There were regularly inordinate delays in retrieving errant passes and goal attempts as well as panicked clearances from the surrounding vantage points. There was a ball person [PC Police edit} behind each goal as far as I could see, I'm definitely open to correction on this; but they didn't appear to have a ball with them at all times.It seems to be the case that only the 4th official has a spare ball, but we won't delve any further into that particular sack.

What's the problem with having a dozen or so kids dotted around the ground with a spare ball at their feet? The delays were ridiculous and if we did happen to hook a stray Premiership fan their attention span would be exhausted as soon as the ball flew into an empty part of the ground.

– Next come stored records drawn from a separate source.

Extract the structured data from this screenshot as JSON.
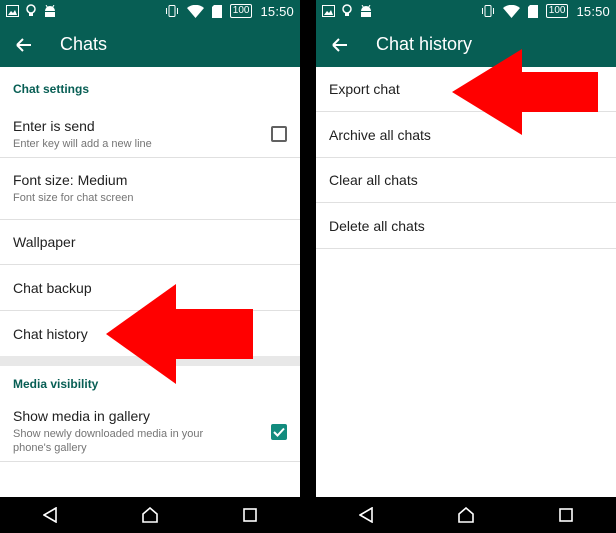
{
  "status_bar": {
    "time": "15:50",
    "battery": "100",
    "left_icons": [
      "image-icon",
      "bulb-icon",
      "android-icon"
    ],
    "right_icons": [
      "vibrate-icon",
      "wifi-icon",
      "sim-icon",
      "battery-icon"
    ]
  },
  "left_screen": {
    "title": "Chats",
    "sections": {
      "chat_settings": "Chat settings",
      "media_visibility": "Media visibility"
    },
    "items": {
      "enter_is_send": {
        "title": "Enter is send",
        "subtitle": "Enter key will add a new line",
        "checked": false
      },
      "font_size": {
        "title": "Font size: Medium",
        "subtitle": "Font size for chat screen"
      },
      "wallpaper": {
        "title": "Wallpaper"
      },
      "chat_backup": {
        "title": "Chat backup"
      },
      "chat_history": {
        "title": "Chat history"
      },
      "show_media": {
        "title": "Show media in gallery",
        "subtitle": "Show newly downloaded media in your phone's gallery",
        "checked": true
      }
    }
  },
  "right_screen": {
    "title": "Chat history",
    "items": [
      "Export chat",
      "Archive all chats",
      "Clear all chats",
      "Delete all chats"
    ]
  },
  "colors": {
    "primary": "#075e54",
    "accent": "#128c7e",
    "arrow": "#ff0000"
  }
}
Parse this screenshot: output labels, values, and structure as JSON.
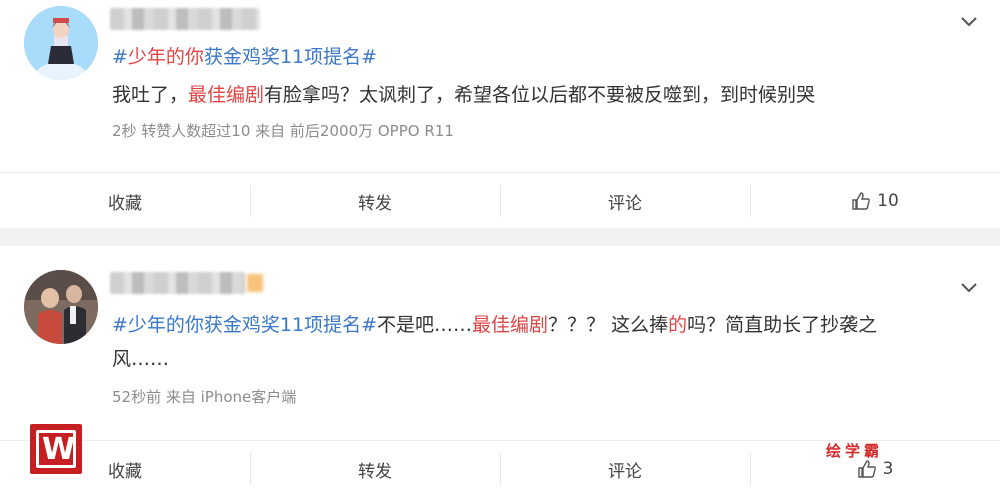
{
  "posts": [
    {
      "hashtag": "#少年的你获金鸡奖11项提名#",
      "hashtag_parts": [
        "#",
        "少年的你",
        "获金鸡奖11项提名#"
      ],
      "text_parts": [
        "我吐了，",
        "最佳编剧",
        "有脸拿吗？太讽刺了，希望各位以后都不要被反噬到，到时候别哭"
      ],
      "meta": "2秒 转赞人数超过10 来自 前后2000万 OPPO R11",
      "actions": {
        "favorite": "收藏",
        "repost": "转发",
        "comment": "评论",
        "likes": "10"
      }
    },
    {
      "text_parts": [
        "#少年的你获金鸡奖11项提名#",
        "不是吧……",
        "最佳编剧",
        "？？？ 这么捧",
        "的",
        "吗？简直助长了抄袭之风……"
      ],
      "meta": "52秒前 来自 iPhone客户端",
      "actions": {
        "favorite": "收藏",
        "repost": "转发",
        "comment": "评论",
        "likes": "3"
      }
    }
  ],
  "watermark": {
    "logo_letter": "W",
    "text": "绘学霸"
  },
  "icons": {
    "more": "chevron-down-icon",
    "like": "thumbs-up-icon"
  },
  "colors": {
    "hashtag": "#3a77c9",
    "highlight": "#e04646",
    "meta": "#8c8c8c"
  }
}
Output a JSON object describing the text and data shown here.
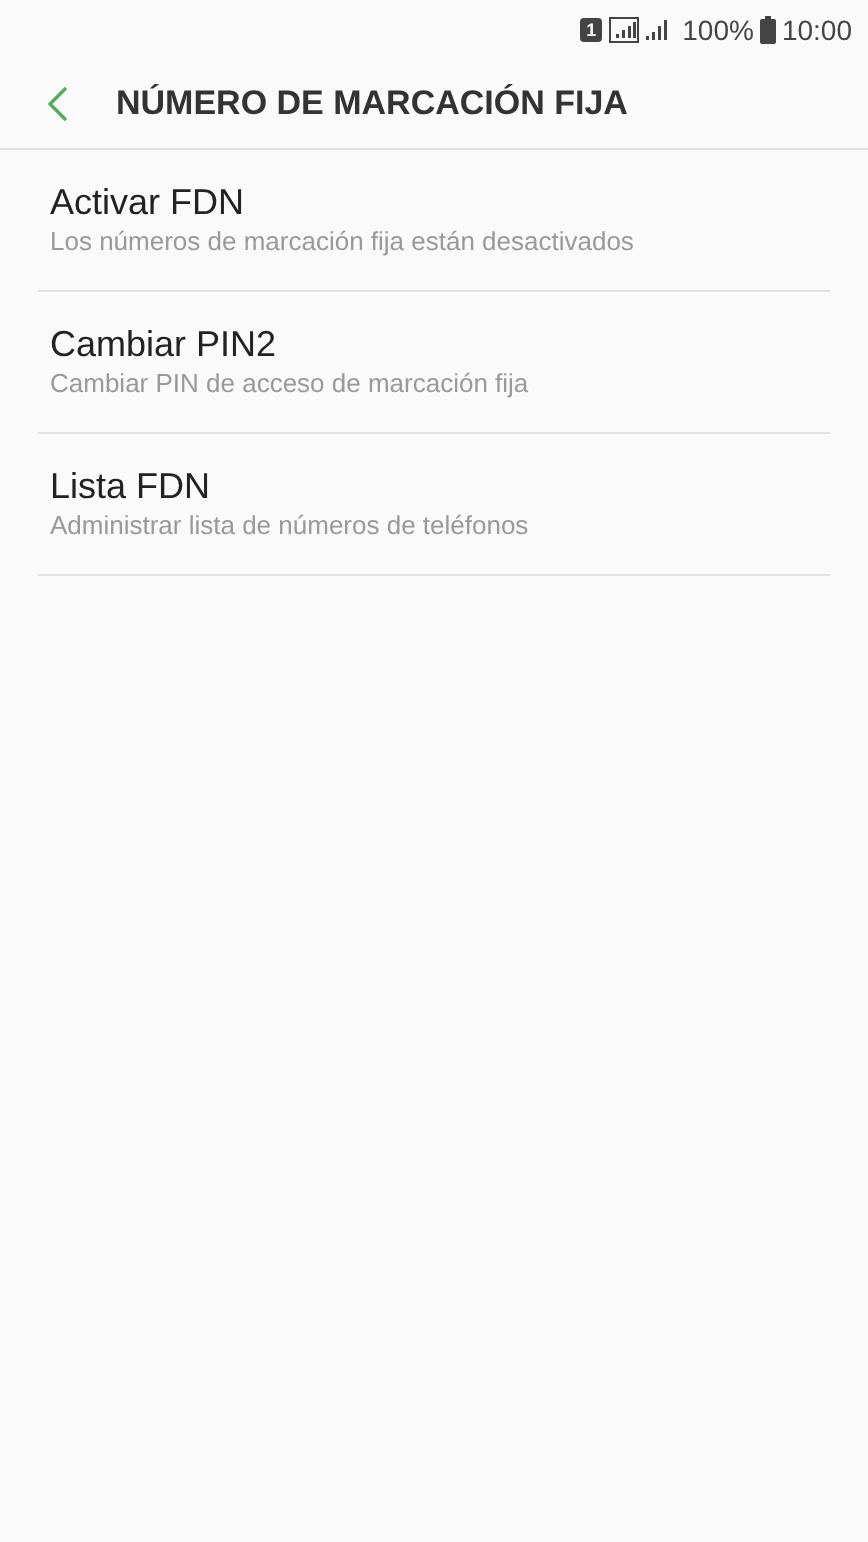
{
  "status_bar": {
    "sim_slot": "1",
    "battery": "100%",
    "time": "10:00"
  },
  "header": {
    "title": "NÚMERO DE MARCACIÓN FIJA"
  },
  "items": [
    {
      "title": "Activar FDN",
      "subtitle": "Los números de marcación fija están desactivados"
    },
    {
      "title": "Cambiar PIN2",
      "subtitle": "Cambiar PIN de acceso de marcación fija"
    },
    {
      "title": "Lista FDN",
      "subtitle": "Administrar lista de números de teléfonos"
    }
  ]
}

OK, there may be insurance issues with having kids standing in these deserted areas, but if the 12 ball persons each have a ball to lob in as necessary there is no urgency attatched to retrieving the balls which fly into no man's land - and a comely steward could pick it up at his leisure.

Nothing innovative there! It's my specialist subject. As a sop to local schoolboy clubs, scout groups, youth clubs etc. Kids can be brought in, meet the players, packet of stale Tayto and a bottle of warm lemonade with a straw and everybody's happy.

Failing that, we could use sacked managers, players in dispute or injured players. Clubs could introduce some sort of scheme along the lines of the community employment schemes. They're paying the players anyway so why not make them work gathering balls instead of freezing their toes off on the bench. Didn't make training on Thursday? Ballboy on Saturday. A bit too lippy to the gaffer? Ballboy on Saturday.

OK, I'm getting stupid now. But this is not a difficult problem to solve and it would speed our games up considerably. Stoppages are the bane of football fans, unnecessary ones even more so. Let's cut it out.